In the occlusive group, the PASP increased immediately post-PTA; this could be due to increased venous return after successful PTA, or pulmonary emboli. However, after PTA, the time-velocity integral of both RV and LV outflow tracts, together with RV and LV stroke volume, did not differ between our groups (Table 2, Table 3). Mitral E velocity even decreased in the occlusive group after PTA (Table 2). These findings indicate that the venous return did not increase significantly. Parmley et al.22 once showed in dogs that pulmonary emboli prompted increases in PASP. To trace the cause of increase of PASP, we measured dislodged thrombi by angiography (Figure 2) and found that the increase of PASP correlated well with the volume of dislodged thrombi (r = 0.725, p < 0.001, Figure 3). This finding support the idea that the increase in PASP might related to pulmonary emboli.

Figure 3.

Figure 3

Relations among increases of PASP, and volume of dislodged thrombi. The coefficient of relation (r value) and p value were illustrated within the figure. PASP, pulmonary artery systolic pressure.
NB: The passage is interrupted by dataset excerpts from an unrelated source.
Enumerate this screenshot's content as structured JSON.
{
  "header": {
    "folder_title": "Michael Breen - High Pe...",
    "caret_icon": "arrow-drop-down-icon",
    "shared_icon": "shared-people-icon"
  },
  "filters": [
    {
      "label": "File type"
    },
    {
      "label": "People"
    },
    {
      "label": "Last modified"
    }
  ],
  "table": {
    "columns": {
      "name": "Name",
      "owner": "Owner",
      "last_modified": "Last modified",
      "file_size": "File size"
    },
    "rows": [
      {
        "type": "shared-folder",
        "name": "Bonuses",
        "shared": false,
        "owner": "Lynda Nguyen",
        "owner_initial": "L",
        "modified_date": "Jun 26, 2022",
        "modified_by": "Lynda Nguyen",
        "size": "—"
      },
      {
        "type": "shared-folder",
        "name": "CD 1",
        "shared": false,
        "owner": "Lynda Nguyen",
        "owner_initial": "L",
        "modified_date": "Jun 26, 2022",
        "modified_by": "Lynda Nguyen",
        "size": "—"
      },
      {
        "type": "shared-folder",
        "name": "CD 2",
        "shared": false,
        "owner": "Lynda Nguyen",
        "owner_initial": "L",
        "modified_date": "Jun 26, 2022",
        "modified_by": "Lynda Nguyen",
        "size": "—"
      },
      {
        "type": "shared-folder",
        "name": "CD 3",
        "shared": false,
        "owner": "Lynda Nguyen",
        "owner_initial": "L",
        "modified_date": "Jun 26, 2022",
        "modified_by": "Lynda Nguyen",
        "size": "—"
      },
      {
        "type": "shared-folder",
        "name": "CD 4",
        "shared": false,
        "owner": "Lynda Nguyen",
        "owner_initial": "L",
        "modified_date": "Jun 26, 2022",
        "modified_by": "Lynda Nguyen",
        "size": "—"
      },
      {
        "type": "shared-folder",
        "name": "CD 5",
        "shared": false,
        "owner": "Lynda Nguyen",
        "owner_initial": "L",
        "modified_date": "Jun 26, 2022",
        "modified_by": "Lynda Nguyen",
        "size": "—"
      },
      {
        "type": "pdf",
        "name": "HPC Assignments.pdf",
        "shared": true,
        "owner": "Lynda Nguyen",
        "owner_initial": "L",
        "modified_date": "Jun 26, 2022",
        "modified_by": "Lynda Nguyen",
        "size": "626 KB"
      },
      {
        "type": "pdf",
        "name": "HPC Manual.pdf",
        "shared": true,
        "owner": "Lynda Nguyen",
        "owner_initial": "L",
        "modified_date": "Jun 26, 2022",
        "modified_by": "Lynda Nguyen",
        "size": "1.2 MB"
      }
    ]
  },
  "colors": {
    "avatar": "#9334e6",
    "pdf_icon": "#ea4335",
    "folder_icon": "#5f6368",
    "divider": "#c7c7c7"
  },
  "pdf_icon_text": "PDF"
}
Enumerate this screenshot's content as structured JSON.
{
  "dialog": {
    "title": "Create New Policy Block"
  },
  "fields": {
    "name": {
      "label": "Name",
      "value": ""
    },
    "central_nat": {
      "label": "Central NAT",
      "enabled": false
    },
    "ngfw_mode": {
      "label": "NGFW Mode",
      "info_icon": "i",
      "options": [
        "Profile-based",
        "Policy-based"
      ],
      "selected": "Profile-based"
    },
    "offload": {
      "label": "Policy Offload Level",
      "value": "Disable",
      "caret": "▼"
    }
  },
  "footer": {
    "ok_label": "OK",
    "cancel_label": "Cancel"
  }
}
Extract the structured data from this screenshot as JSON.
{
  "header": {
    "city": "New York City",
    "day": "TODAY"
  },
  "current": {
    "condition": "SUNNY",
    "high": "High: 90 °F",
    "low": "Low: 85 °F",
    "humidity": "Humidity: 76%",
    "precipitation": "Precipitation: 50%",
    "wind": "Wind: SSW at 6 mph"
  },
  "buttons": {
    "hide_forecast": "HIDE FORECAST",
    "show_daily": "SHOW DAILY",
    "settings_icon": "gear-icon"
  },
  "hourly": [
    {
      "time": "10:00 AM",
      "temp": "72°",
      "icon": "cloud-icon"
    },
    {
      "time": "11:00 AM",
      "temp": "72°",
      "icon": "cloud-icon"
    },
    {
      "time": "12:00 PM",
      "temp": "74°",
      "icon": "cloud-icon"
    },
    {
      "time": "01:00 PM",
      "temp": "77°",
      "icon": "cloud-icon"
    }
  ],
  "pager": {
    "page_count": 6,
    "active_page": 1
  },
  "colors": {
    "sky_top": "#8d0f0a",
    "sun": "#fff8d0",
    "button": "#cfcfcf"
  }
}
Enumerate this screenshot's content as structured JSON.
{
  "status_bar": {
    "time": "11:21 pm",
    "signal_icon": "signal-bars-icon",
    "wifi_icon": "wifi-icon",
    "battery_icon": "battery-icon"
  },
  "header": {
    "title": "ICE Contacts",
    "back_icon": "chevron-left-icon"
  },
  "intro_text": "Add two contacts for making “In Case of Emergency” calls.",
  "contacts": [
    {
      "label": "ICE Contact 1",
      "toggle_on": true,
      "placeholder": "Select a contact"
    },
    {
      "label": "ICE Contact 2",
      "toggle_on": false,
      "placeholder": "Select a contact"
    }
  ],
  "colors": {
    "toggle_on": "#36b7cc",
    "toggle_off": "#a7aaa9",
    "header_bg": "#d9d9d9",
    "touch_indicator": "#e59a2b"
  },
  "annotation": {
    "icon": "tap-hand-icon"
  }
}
In the 11 patients, whose M-index fell below 112 and RV MPI rose above 0.55 simultaneously after procedure, the mean pre-procedure RV MPI was 0.46, ranging from 0.38 to 0.52. There were 3 patients whose RV MPI is greater than 0.5 (0.52 in two patients and the other is 0.51), which is near the cut-off value 0.55. Mean M-index before procedure was 156.3, ranging from 98.8 to 330.4. There was only one patient whose M-index was near cut-off value (125.5) before procedure. Furthermore, there are 3 patients (1 from the occlusive group, and 2 from the stenotic group) who had elevated PASP and high M-index, and low RV MPI value after procedure. This is seen in patients with low RV MPI value which may indicate impaired RV systolic function.

Clinical implications

In this prospective study, we found that uremic patients with totally occluded hemodialysis access are more likely to develop RV dysfunction post-PTA than patients with stenotic access. Furthermore, the increase of PASP correlated well with the volume of dislodged thrombi. Thus, for uremic patients whose hemodialysis accesses are totally occluded with the presentation of loss of thrill on physical examination, we should be more cautious to follow up patient’s condition status post-PTA.

Limitations

There are some limitations to our study. First, our patient population was small. Larger patient populations may disclose further correlations among these variables. Second, tissue Doppler imaging with isovolumic contraction time, IVRT, and MPI could be measured only in patients with sinus rhythm. This is an innate defect of tissue-Doppler imaging. Therefore, selection bias was possible. Third, we did not performed multidetector computed tomography or perfusion/ventilation scintigraphy routinely after procedure, thus, the diagnosis of pulmonary emboli was not sure.

CONCLUSION

This prospective study demonstrated that uremic patients with totally occluded hemodialysis access are more likely to develop RV dysfunction and elevation of PASP post-PTA, than uremic patients with stenotic access. The increase in PASP correlated well with the volume of dislodged thrombi.